Farewell, Snitch

A couple of literary postmortems of Christopher Hitchens that are must-reads — see Katha Pollitt and Michael Lind.

Hitchens was one of those people who seem to have become famous and admired and sought-after without actually doing anything to deserve it. He was the Kim Kardashian of punditry, an opinionated gasbag who passed for an intellectual.

As Lind writes, Snitch really was a gossip columnist who specialized in sensational trash talk. Although he pretended to be an iconoclast, he earned his bread and butter by speaking for the id of some elite consensus, whether neocons or atheists. He was a shallow and sloppy thinker who spoke more from bias than reason, but his fans loved him because he expressed their own biases so very strongly and authoritatively.

4 thoughts on “Farewell, Snitch

  1. I read Katha Pollitt’s article yesterday and she really put him in his place regarding his misogyny.

  2. Bonnie,
    Yeah, I read her column yesterday, too.

    Because he could be a great writer once in a while, you wanted Hitch on your side – until you didn’t, because he could turn on a dime faster than most, and prove to be the world’s first totally reversible asshole.

    I largely subscribed to “The Nation” in the early 80’s because of him – and ended it back in the Clinton era – because of him.

    He was a brilliant polemicist who didn’t know when to hold his fire. Though he was supposedly a good friend, he turned on anyone if he saw a good column or book, and changed his position(s) accordingly.

    I think, earlier, he took on the clothing of a Liberal, but at his core, he was a misogynistic Neocon who preferred battle and war with all others, even more than peace with himself and whatever passed for his conscience.
    His writing will not last long, since he, too often, became the ‘flavor of the month,’ just to agitate. And as smart as he thought he was, he wasn’t smart enough not to be taken for a fool by the Neocons and their Bush puppets.
    In the end, he was less Edgar Bergen, and more Charlie McCarthy or, as much as he’d hate me saying this – Mortimer Snerd. Only without the basic decency of either one of those puppets.

    But give the Devil his due – whatever subject he chose to write about, he brought passion and made it interesting. Too often, though, he was on the wrong side of history.
    And that is a sad epitaph for a very smart man who could have been so much more…

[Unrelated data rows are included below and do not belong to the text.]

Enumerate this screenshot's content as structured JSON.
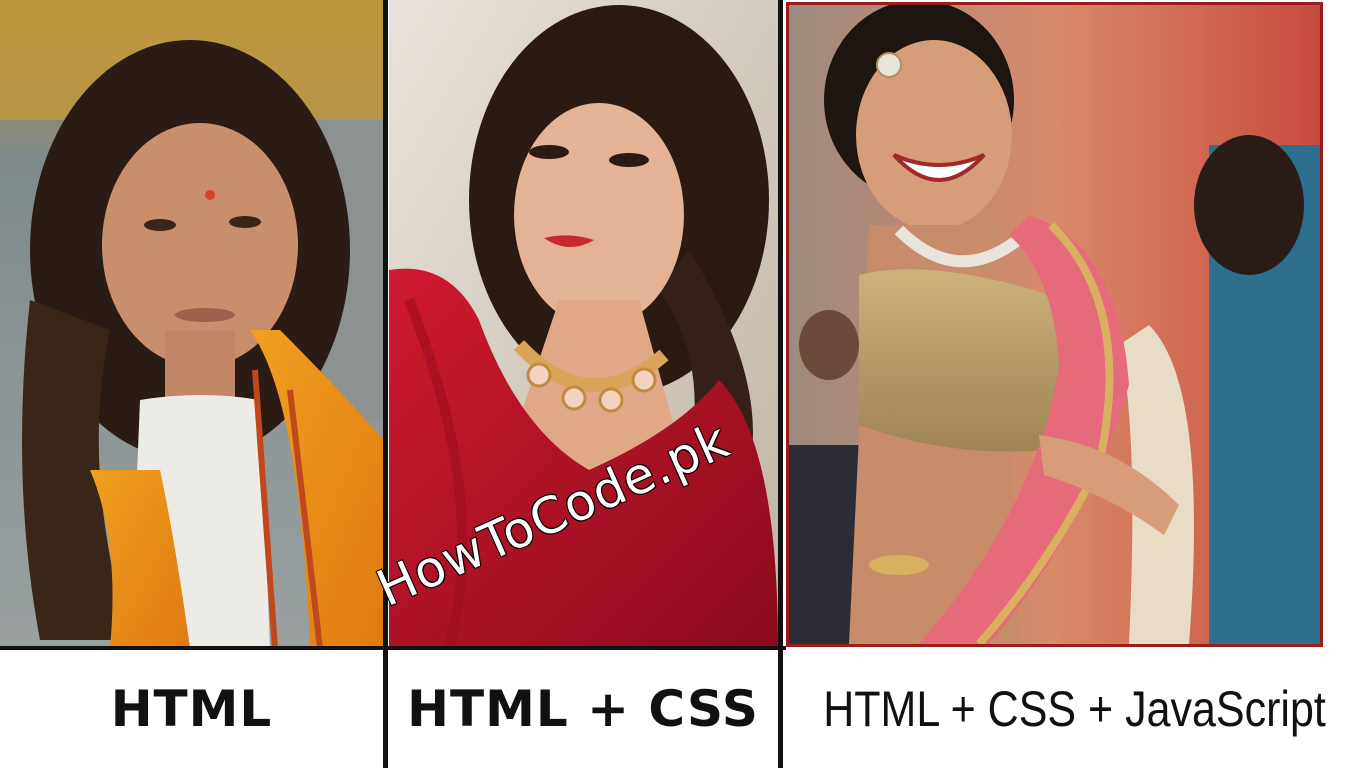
{
  "panels": [
    {
      "caption": "HTML",
      "photo": "plain-look-photo"
    },
    {
      "caption": "HTML + CSS",
      "photo": "styled-look-photo"
    },
    {
      "caption": "HTML + CSS + JavaScript",
      "photo": "animated-look-photo"
    }
  ],
  "watermark": "HowToCode.pk",
  "colors": {
    "divider": "#111111",
    "panel3_border": "#9b1c1c",
    "caption_text": "#111111",
    "background": "#ffffff"
  }
}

  3. I tried reading one of Hitchens’ books. Besides the fact that the publisher used a small type size (which made it hard to read), his own writing style was very dense and hard to follow. I took the book back to the library early.

  4. PurpleGirl,
    What I found stunning was that as I was reading, and enjoying, his book about Kissinger being a war criminal, he was actively out there supporting Little Boots’ cabal, who make Kissinger look like a piker!
    And I found it amazing that a man purportedly as smart as Hitch was didn’t see any irony or hypocrisy in his position.